Taylor: Many are questioning how the wealthiest country in the world, knowing this pandemic was coming, failed to ensure an adequate supply of PPE. It is a critical responsibility of a moral country, government at all levels and health care leadership to ensure adequate supplies of needed equipment. So when supplies run low, those at the highest risk of contracting COVID-19 should receive the highest priority for receiving scarce PPE. Clinicians doing procedures in settings where the possibility of exposure is greatest, such as resuscitative measures, should also have priority for PPEs.
Regan: In the Neonatal ICU at my hospital, we are currently allotted one surgical mask per 12-hour shift. But we’ve also been told it’s only a matter of time before we have a NICU baby who tests positive for COVID-19. When this happens, I believe the nurse and care team should be allotted the use of respirator masks. But we are being told that only the physician or advanced care provider intubating patients will get N95 masks. This scares me.
Is rationing protective equipment being talked about? Is that ethical?
Taylor: Any nurse working on a short-staffed unit makes rationing decisions every shift about how much time and care each patient receives. Because the United States didn’t adequately heed early warnings, we were not adequately prepared for the current crisis, so we find ourselves needing to ration PPE until we can increase supply. It is critical that this is done using ethical criteria. The CDC, for example, rightly recommends prioritizing PPE for care activities in which splashes and sprays are anticipated.

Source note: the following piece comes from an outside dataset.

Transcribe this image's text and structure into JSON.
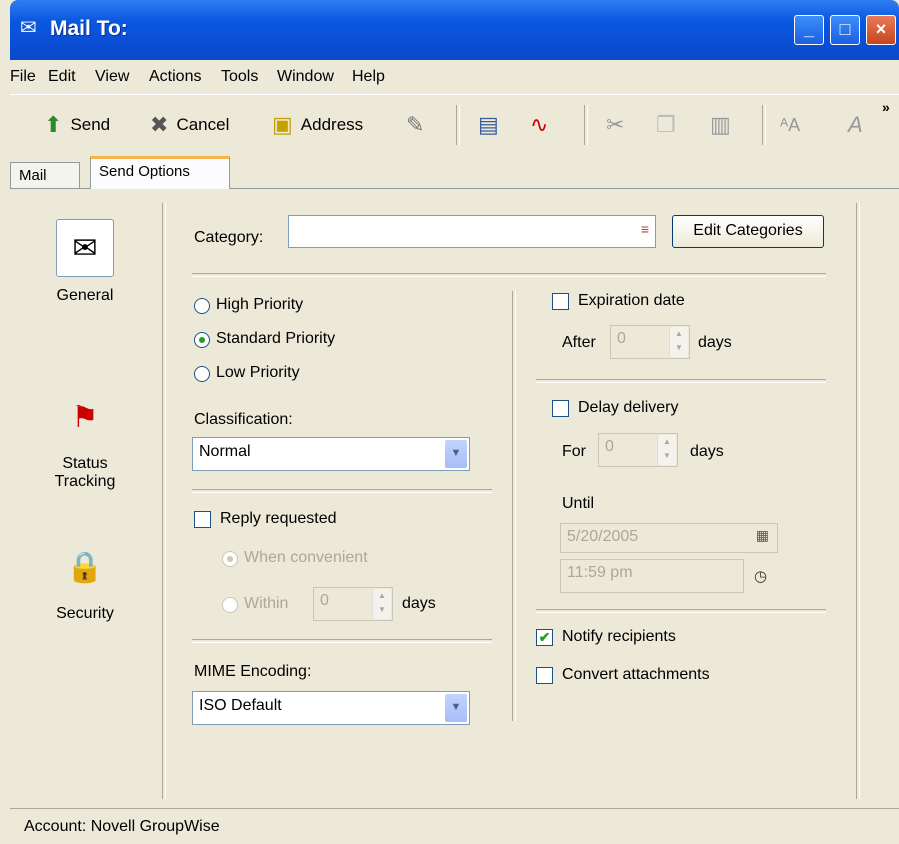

Regan: Having my institution tell me that I am not worth more than one mask a shift makes me feel expendable. We are constantly being bombarded by emails at work stating, “Be mindful of how much Purell you’re using! Be conscious of how many disinfectant wipes you’re going through during a shift!” While I know these “reminders” are not intentionally unfair, it feels like they’re asking us to make sacrifices to help prevent the spreading of a pandemic that could have been contained much earlier.
Are some facilities “punishing” health care professionals for what they believe are appropriate self-care measures?
Taylor: A recent MedScape article reported that health care workers are facing everything from ridicule to firing for taking matters into their own hands to protect themselves. Upper management is patrolling hospital halls and telling staff who have access to masks not to wear them. Non-clinicians such as receptionists are forbidden to wear masks even when they have their own supply. These practices raise excellent ethical questions. Should “charity begin at home,” to keep us well enough to do our jobs, or should our prior commitment be to ensuring a level playing field where all share risk equally?
Regan: While I have not encountered this problem in my hospital, I have many friends who say they would resign if their hospital management confronts them for using their own masks. My current thinking is, “if you won’t protect me, I have to protect myself.” My closest friend works in an ICU in New York. Nurses there are being told not to discard N95’s at the end of their shift. She’s fortunate to have family friends who have donated respirator masks for her personal use. But she says she feels guilty and nurses amongst her unit have nicknamed this “contraband” as “black market masks.” This is an issue that needs to be resolved sooner rather than later.